Have a craving for a big, French saloon car? These kissing cousins were built on the same platform, starting in 1989. And the styling, considered ultra-modern in the late eighties, has held up extraordinarily well over time. Whether it’s the space-age looks of the XM or the clean, handsome lines of the 605 that speak to you, import one of these French fashionistas and you’re sure to get noticed. And did I mention that the XM came in a wagon, too? Wagon!!

The XM is a little easier to find, and cheaply. Prices range from about $1-4K. The first 605 in North America sold in 2013 for about $4,500.


5. BMW Z1

BMW’s original “Z” car was never offered in the U.S. But as they’ve crossed the 25-year threshold, a few brave souls have started bringing them over. If the aerodynamic styling isn’t enough to get your motor running, just look at those retractable doors! Plus, all Z1s are left-hand drive, so no need to get used to sitting on the “other” side of the car.


While well-kept examples can go as high as $50-80K, this 1990 Z1 sold for just $27K in Philadelphia last year.

6. NSU Ro80


This West German predecessor to Audi featured a forward-thinking, aerodynamic shape that would directly influence automotive design for decades to come. Unfortunately, it was also woefully problematic, with engine rebuilds often required after just 30,000 miles. But fear not, for most of today’s survivors have long since had their rotary engines swapped for a much more reliable Ford Essex V4.

This example went to auction in 2014 with an estimated sale price of $10-14K.

7. Kei Cars (Honda Beat, Toyota Sera, Nissan Figaro, Suzuki Cappuccino)


When it comes to kei cars, you have plenty of choices, but all of the above have passed the 25-year threshold fairly recently. They’re cute, they’re cuddly, and they’re sure conversation starters. So far, I have seen a Sera and a Figaro at my local cars and coffee, and one Cappuccino on the road. The only one I have yet to spot is a Beat. If you import one, can I be the first to know?

All of these kei cars can easily be found for around $3-10K. This Toyota Sera went for $8,500 just a couple years ago.

8. Audi S2


Americans still have to wait a couple more years for the RS2 Avant, but the S2 is ready for import today. This hot hatch came standard with a turbo, a 5-speed manual, and permanent all-wheel drive.

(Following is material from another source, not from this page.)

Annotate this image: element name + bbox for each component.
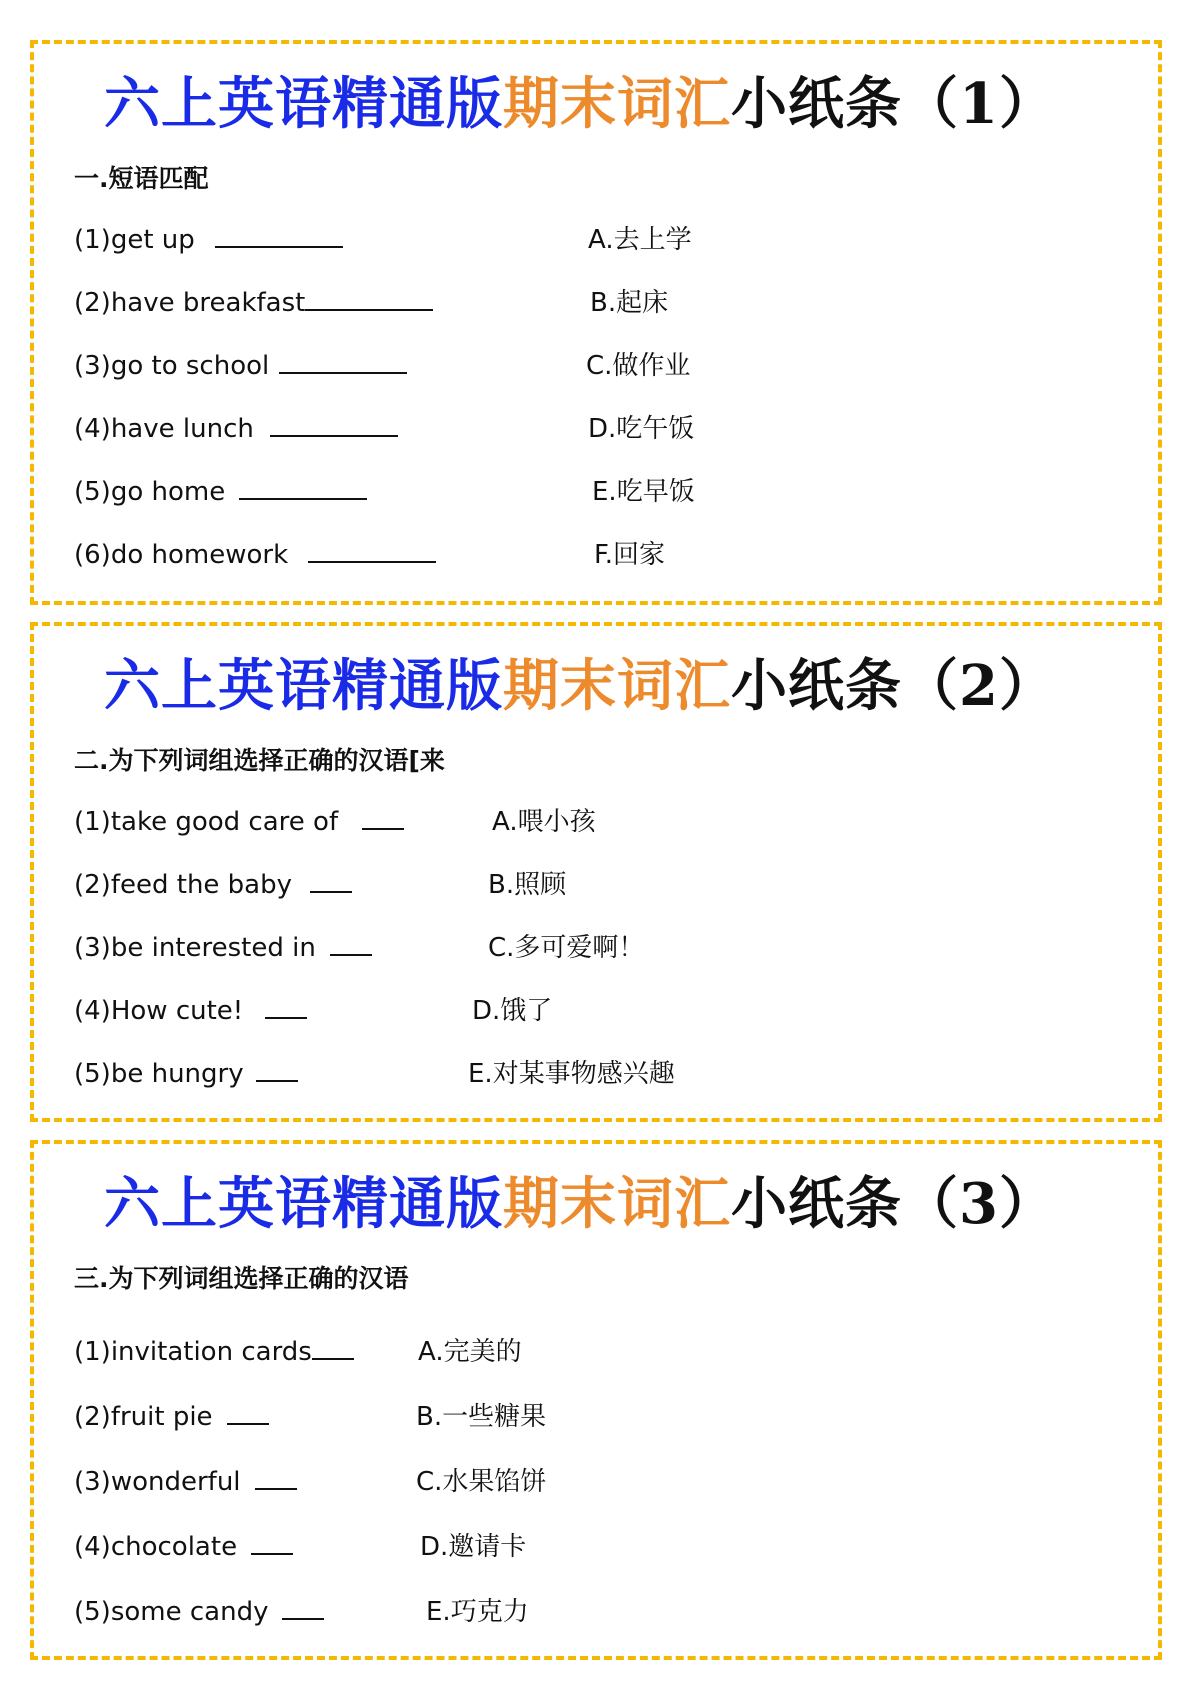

It’s definitely a unique alternative to the GTI and M3 of the era. Frankly, I’m surprised more of these haven’t made it over yet.

The S2 is pretty hot in the market right now, and nice examples don’t stay available very long. It’s also affordable, selling for $6-7K, on average.

9. Toyota Century


Want something that says “VIP” without shelling out for a Maybach 62? With a Toyota Century, you can comfortably roll like emperor Akihito, albeit without the police escort. Why even bother with an S-Class or a Lexus when this 4.0L V8 limousine is now U.S.-legal? Best of all, they are stupid cheap these days, but that can just be your little secret.

The late ’80s and early ’90s limos can usually be found for just $2-4K.

10. Maserati Ghibli II


The second-generation Ghibli came out almost two decades after the first generation ceased production. This comfortable, Gandini-styled GT car made its debut in 1992, so the earliest examples are just getting the green light for U.S. import. Unlike the earlier and much rarer Maserati Shamal, the Ghibli can be found with relative ease in the used market, and for a small fraction of its original asking price.

Expect to pay $15-20K for a Ghibli II in good condition.